Emerging markets dominate as US recovery surprises
During February, emerging markets outperformed developed markets as high frequency data releases surprised market expectations. This improvement in the global economy was good news for riskier assets, but dangers still lurked for SA, according to Economis
“Riskier assets benefit from more encouraging growth expectations as their values are more certain. Our latest economic overview shows that this is what happened in February,” she says.
According the February edition of the BoE Private Clients’ domestic and international overview, the MSCI World index gained 4.9% on a total return basis in USD terms, while the riskier MSCI Emerging Markets index gained 6%. The Europe, Middle East and Africa region, including South Africa, outperformed even the MSCI Emerging Markets index, at 7.9%.
Throughout February, high frequency economic data releases surprised market expectations, with a host of indicators suggesting the US is recovering faster than market participants had predicted.
“News about particularly the state of the US labour market continued to surprise the market positively and hence riskier assets values kept rising,” says Sessions.
“The riskiest assets, including emerging market bonds and currencies as well as equities, benefit the most from these improving growth expectations. If growth continues to surprise market expectations, one would expect riskier assets to continue to outperform,” says Sessions.
But she warns that any weakness in data releases relative to market expectations could see a sell-off in riskier assets.
“Less risky assets, in that scenario, would probably outperform. Higher oil prices, which would sap consumer purchasing power, could be a potential catalyst for a reversal of recent gains inducing slower, disappointing growth.”
Still, considering the outlook for long-term interest rates, the better the growth prognosis out of the US the more likely US inflation becomes.
“This should, all else being equal, be good for emerging market currencies and bonds relative to their US counterparts,” says Sessions.

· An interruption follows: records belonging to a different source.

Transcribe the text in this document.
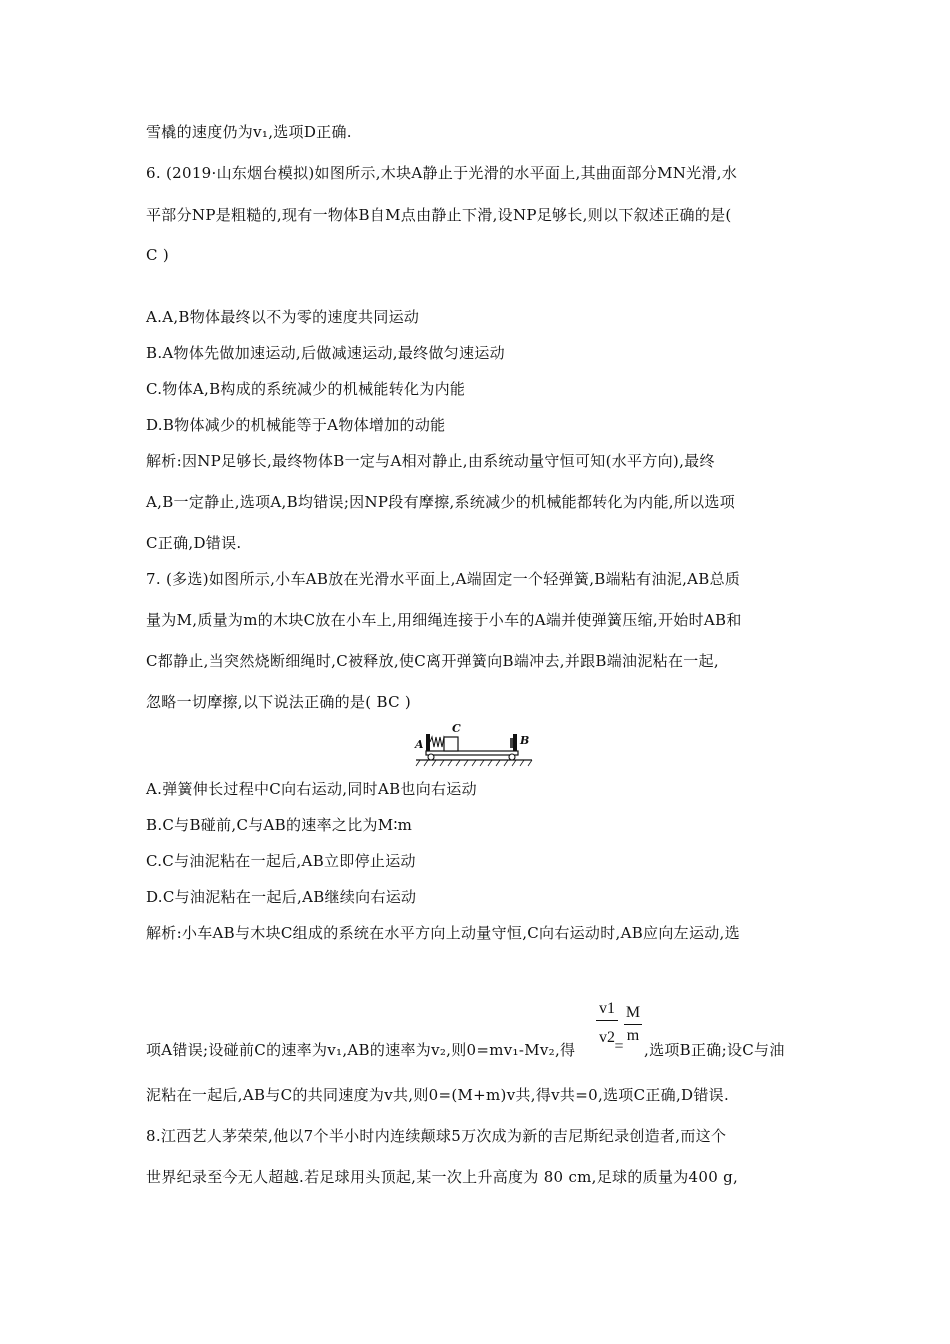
雪橇的速度仍为v₁,选项D正确.
6. (2019·山东烟台模拟)如图所示,木块A静止于光滑的水平面上,其曲面部分MN光滑,水
平部分NP是粗糙的,现有一物体B自M点由静止下滑,设NP足够长,则以下叙述正确的是(
C )
A.A,B物体最终以不为零的速度共同运动
B.A物体先做加速运动,后做减速运动,最终做匀速运动
C.物体A,B构成的系统减少的机械能转化为内能
D.B物体减少的机械能等于A物体增加的动能
解析:因NP足够长,最终物体B一定与A相对静止,由系统动量守恒可知(水平方向),最终
A,B一定静止,选项A,B均错误;因NP段有摩擦,系统减少的机械能都转化为内能,所以选项
C正确,D错误.
7. (多选)如图所示,小车AB放在光滑水平面上,A端固定一个轻弹簧,B端粘有油泥,AB总质
量为M,质量为m的木块C放在小车上,用细绳连接于小车的A端并使弹簧压缩,开始时AB和
C都静止,当突然烧断细绳时,C被释放,使C离开弹簧向B端冲去,并跟B端油泥粘在一起,
忽略一切摩擦,以下说法正确的是( BC )
A
C
B
A.弹簧伸长过程中C向右运动,同时AB也向右运动
B.C与B碰前,C与AB的速率之比为M∶m
C.C与油泥粘在一起后,AB立即停止运动
D.C与油泥粘在一起后,AB继续向右运动
解析:小车AB与木块C组成的系统在水平方向上动量守恒,C向右运动时,AB应向左运动,选
项A错误;设碰前C的速率为v₁,AB的速率为v₂,则0=mv₁-Mv₂,得
v1
v2
=
M
m
,选项B正确;设C与油
泥粘在一起后,AB与C的共同速度为v共,则0=(M+m)v共,得v共=0,选项C正确,D错误.
8.江西艺人茅荣荣,他以7个半小时内连续颠球5万次成为新的吉尼斯纪录创造者,而这个
世界纪录至今无人超越.若足球用头顶起,某一次上升高度为 80 cm,足球的质量为400 g,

But she reiterated concerns that emerging market gains could bypass SA as a result of recent pronouncements by government.
“We are very nervous about the most recent budget for the SA economy and the potential consequences for the attractiveness of SA as an investment destination,” she says.
“Considering that South Africa’s economy requires substantial growth, one wants to make capital investments as attractive as possible. Unfortunately, the latest budget will increase the tax on productive capital.
“This approach can only undermine competition and the growth potential of the economy. It can only be hoped that investments in SA remain sufficiently attractive and that investment overall is not undermined.”